While the Sacramento Kings played in Phoenix on Sunday, rookie center DeMarcus Cousins(notes) remained in California waiting to learn his fate after he was involved in a postgame altercation with a teammate the previous night.
Cousins started the altercation with Kings forward Donte Greene(notes) in the team’s locker room because he was upset Greene passed the ball to point guard Tyreke Evans(notes) instead of Cousins for the final shot in a 99-97 loss to the Oklahoma City Thunder Saturday night, league sources said. AOL FanHouse first reported the incident.
After Cousins boarded the Kings’ plane for their scheduled flight to Phoenix late Saturday, coach Paul Westphal told the 20-year-old center he would not be accompanying the team, per orders from general manager Geoff Petrie. Cousins was listed as inactive for Sunday’s game, but has yet to be officially suspended because Kings officials are still reviewing the situation. A source close to Cousins said the rookie wouldn’t comment on the incident.
Petrie returned to Sacramento from a college scouting trip around 5 p.m.
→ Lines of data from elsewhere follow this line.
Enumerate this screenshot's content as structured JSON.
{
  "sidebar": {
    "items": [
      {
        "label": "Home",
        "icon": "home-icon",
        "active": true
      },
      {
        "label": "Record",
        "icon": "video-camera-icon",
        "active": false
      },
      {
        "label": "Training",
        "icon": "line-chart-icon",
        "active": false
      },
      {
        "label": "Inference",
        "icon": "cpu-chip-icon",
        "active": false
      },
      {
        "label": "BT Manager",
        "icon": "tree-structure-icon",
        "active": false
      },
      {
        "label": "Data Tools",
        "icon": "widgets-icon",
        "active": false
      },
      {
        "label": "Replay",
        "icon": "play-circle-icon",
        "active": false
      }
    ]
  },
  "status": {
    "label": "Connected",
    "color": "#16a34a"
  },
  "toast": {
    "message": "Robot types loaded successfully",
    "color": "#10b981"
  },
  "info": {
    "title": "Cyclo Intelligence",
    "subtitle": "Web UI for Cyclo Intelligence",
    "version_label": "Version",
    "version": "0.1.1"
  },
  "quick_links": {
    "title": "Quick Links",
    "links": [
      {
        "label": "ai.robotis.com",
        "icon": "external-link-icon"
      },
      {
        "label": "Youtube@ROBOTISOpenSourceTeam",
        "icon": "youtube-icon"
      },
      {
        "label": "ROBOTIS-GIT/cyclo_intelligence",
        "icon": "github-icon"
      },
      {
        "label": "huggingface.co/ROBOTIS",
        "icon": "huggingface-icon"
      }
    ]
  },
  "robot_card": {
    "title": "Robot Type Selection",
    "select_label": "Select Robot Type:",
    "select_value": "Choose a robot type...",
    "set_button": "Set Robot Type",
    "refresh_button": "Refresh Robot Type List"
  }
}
ET, and planned to further investigate the specifics of the fight. His review is expected to continue into Monday, when any possible punishment could be announced. It’s uncertain whether Cousins will meet with Petrie or speak to him over the phone.
Cousins and Greene argued over the last play of Saturday’s game before Cousins initiated the skirmish, which was broken up by teammates, one source said. Greene left the locker room composed and didn’t appear to have any physical marks from the fight as he talked with the brother of Thunder forward Kevin Durant(notes) and other friends before departing the arena, a source said. Greene was allowed to travel to Phoenix based on Petrie’s initial review of the incident, sources said.
After Westphal relayed Petrie’s orders, Cousins departed the plane. Kings guard Francisco Garcia(notes) was upset that Cousins had been sent home, one source said. Garcia had Cousins meet with him at the Kings’ practice facility on Thursday for a long talk about the rookie’s professionalism and how he can better live up to his potential to be one of the team’s top offensive options.
While Cousins’ teammates get along well with him and hang out with him away from the court, they’re often frustrated by his moodiness and immaturity when things aren’t going his way, a source said. Some of Cousins’ frustration, however, stems from his belief that some of his teammates aren’t punished or criticized as hard as he is when they make mistakes, another source said.
Concerns about Cousins’ maturity and character helped drop him to the fifth pick in last year’s draft. The Kings even hired Cousins’ former high school coach to help ease his transition to the NBA, but that hasn’t stopped the young center from being involved in a handful of incidents that have helped validate those worries.
Cousins and Kings assistant coach Truck Robinson had a heated exchanged during a preseason practice. Cousins was fined $5,000 by the Kings in October after responding to some trash talking from strength and conditioning coach Daniel Shapiro by saying he was going to hurt him, a source said. Cousins was also kicked out of practice Nov. 29 after a heated debate with Westphal and then temporarily lost his starting job after making a choking gesture to Golden State Warriors guard Reggie Williams(notes) during a Dec. 21 game.
Prior to Saturday’s incident, Cousins’ behavior and play had both improved since late December. He’s averaged 17.3 points and nine rebounds in his past 22 games and was selected to play in the rookie game during All-Star weekend.
Kings owner Gavin Maloof told Yahoo! Sports in December the team would not trade Cousins.
“I like to win, and if we don’t, I’m mad about it,” Cousins told Yahoo! Sports in late December. When also asked if he wished he’d handled some of the incidents better, Cousins said, “No, because every mistake I made was a positive mistake I made. I learned from it. It made me a better person.”